Pheed was a mobile pay-per-view technology and social networking service founded by O.D. Kobo, Tony DeNiro, and Phil Haus. In March 2014, 18 months from launch, a subsidiary of América Móvil acquired the service for $40 million in cash and stock.

==History==
Pheed began development in Los Angeles as a web platform by Internet entrepreneur Phil Haus and music producer Tony DeNiro. Realizing that mobile was the future of social media, Haus and DeNiro refocused their service to a mobile app, introducing at the time the first pay-per-view live stream technology at the App Store. Pheed launched in November 2012 and was aimed at a creative and younger audience than Facebook's demographic. Pheed combined text, video, images and audio, and included a live broadcast option. Pheed was the first app on the App Store to offer pay-per-view live streaming, covering both individual elements (such as a video or audio event), or subscriptions to a full feed that can be scheduled for a specific time or day with a specific cost, and mobile applications through the Apple App Store and Google Play. The Pheeds could also be shared by Twitter, Facebook, and Gmail, and could be copyrighted, making them the user's property.
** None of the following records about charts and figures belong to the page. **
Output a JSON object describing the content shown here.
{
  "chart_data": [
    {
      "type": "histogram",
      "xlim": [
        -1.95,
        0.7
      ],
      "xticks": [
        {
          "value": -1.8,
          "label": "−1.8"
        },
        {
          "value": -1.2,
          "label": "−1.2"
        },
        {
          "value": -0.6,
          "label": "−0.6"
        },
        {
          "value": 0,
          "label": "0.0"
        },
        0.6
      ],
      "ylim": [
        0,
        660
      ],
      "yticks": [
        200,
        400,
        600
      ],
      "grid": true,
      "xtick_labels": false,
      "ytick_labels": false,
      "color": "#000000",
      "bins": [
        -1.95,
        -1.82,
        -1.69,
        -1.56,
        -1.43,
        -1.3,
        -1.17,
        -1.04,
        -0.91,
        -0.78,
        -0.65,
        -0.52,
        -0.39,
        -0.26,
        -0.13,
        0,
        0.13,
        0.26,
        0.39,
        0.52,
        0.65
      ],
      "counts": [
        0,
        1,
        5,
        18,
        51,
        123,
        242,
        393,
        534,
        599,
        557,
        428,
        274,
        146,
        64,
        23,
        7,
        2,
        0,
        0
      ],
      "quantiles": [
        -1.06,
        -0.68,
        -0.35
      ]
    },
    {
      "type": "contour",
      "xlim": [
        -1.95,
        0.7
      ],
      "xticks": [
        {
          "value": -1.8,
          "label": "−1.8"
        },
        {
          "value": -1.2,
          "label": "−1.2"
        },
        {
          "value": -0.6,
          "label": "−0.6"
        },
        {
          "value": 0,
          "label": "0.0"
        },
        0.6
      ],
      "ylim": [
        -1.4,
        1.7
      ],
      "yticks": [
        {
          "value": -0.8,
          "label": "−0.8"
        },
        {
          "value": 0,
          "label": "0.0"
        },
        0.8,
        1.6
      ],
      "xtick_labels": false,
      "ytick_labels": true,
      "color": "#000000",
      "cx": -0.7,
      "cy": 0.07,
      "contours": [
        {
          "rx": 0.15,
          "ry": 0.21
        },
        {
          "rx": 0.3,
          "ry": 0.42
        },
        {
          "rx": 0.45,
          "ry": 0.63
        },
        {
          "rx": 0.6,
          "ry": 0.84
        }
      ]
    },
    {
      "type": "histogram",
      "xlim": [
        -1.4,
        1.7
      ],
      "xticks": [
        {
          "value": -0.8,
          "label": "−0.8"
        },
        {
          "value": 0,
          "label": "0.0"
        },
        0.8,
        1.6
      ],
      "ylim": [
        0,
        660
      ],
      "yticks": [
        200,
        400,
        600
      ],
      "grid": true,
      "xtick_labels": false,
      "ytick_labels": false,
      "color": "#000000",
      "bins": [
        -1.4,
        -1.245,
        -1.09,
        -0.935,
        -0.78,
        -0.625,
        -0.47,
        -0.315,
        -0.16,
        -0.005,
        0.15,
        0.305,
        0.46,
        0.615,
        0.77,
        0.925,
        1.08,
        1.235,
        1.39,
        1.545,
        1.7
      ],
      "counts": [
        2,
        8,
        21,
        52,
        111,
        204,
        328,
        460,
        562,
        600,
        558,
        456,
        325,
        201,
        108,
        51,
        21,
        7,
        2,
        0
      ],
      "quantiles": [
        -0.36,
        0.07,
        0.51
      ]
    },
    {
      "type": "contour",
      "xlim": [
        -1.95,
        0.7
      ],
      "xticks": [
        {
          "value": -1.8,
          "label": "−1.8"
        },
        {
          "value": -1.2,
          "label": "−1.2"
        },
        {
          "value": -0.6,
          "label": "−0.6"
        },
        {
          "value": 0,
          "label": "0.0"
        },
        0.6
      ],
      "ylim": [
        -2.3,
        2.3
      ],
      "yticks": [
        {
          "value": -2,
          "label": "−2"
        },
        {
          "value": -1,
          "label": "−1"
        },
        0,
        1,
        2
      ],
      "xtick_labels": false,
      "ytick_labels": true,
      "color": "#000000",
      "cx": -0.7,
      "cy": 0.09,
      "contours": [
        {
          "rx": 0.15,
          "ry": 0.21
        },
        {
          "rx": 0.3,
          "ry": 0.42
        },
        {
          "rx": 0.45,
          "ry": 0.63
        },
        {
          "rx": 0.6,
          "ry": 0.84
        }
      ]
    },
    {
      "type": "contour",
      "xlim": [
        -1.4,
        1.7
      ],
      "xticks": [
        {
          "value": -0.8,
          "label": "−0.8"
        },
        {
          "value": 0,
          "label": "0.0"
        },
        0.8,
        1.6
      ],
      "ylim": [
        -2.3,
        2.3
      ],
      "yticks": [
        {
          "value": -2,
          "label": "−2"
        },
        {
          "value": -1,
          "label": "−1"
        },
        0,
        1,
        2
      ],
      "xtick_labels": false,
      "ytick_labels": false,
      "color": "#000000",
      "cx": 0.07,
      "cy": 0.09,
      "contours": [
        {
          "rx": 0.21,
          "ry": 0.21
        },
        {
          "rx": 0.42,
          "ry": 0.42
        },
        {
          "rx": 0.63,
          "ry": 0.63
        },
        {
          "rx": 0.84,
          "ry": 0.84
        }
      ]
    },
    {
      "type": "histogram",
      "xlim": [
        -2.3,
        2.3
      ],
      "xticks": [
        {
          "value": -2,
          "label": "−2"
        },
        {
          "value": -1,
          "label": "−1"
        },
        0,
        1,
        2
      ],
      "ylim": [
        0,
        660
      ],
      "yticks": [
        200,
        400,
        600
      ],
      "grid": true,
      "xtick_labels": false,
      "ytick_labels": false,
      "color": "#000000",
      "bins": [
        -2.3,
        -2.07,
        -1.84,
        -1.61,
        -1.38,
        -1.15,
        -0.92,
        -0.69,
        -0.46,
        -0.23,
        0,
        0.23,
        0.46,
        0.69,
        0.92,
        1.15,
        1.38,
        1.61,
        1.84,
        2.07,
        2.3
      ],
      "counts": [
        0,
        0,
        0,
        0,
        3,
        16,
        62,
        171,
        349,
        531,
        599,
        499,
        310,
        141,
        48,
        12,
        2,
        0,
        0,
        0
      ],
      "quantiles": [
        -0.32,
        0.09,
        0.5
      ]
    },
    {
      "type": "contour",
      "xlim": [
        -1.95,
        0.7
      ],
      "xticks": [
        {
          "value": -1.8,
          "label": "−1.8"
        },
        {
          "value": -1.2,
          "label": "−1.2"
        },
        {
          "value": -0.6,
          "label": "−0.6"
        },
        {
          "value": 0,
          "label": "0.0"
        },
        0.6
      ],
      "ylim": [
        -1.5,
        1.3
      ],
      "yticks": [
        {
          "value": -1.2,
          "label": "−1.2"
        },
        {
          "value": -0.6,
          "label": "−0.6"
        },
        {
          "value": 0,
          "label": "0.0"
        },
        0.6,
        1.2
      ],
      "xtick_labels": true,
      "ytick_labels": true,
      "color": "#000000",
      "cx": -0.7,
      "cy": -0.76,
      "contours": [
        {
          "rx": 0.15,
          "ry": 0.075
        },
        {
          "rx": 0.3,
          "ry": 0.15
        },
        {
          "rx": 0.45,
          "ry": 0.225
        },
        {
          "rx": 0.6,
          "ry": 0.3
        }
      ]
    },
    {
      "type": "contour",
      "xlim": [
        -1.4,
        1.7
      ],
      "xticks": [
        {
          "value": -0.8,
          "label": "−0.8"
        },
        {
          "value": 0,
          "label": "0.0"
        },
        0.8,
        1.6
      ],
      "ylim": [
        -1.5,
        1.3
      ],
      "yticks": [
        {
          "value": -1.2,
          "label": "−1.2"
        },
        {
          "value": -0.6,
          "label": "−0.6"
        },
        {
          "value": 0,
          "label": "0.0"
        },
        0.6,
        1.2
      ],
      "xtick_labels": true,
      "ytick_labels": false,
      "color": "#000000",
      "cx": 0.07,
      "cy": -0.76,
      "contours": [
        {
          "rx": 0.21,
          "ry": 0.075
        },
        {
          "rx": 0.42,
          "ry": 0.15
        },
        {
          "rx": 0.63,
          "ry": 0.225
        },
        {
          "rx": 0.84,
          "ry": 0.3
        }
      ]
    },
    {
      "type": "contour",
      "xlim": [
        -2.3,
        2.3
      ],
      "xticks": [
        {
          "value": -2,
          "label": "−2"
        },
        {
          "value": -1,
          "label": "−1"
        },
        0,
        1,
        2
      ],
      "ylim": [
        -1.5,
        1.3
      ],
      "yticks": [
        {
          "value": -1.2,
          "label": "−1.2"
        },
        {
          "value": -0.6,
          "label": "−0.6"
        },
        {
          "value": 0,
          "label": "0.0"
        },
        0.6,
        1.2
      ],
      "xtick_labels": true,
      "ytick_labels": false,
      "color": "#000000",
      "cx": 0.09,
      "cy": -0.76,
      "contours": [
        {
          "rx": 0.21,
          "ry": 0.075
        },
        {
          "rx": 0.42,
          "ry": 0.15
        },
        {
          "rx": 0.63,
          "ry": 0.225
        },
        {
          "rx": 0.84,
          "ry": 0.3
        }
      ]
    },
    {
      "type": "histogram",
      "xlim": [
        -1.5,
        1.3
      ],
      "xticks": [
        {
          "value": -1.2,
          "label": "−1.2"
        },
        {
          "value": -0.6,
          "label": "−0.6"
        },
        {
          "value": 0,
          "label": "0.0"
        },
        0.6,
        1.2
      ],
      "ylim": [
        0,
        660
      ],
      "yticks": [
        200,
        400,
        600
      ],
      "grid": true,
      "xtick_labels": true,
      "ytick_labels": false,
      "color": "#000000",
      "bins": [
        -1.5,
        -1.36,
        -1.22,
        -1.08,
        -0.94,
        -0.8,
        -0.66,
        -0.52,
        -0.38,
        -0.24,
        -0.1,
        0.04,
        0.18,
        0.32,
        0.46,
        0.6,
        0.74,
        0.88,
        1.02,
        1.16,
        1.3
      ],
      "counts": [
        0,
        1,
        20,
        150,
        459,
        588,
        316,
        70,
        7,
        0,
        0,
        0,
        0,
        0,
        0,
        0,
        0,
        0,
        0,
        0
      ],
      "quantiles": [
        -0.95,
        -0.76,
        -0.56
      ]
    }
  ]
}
They could also be kept on the user's wall without any other users seeing it. A user's friends could be invited through Facebook, Twitter, or Gmail.

==Acquisition==
Pheed was acquired by Móvil Media a subsidiary of América Móvil, companies majority owned by Carlos Slim Helú, in March 2014 for $40 million. In April 2016, Pheed was shut down and the technology integrated to América Móvil platforms.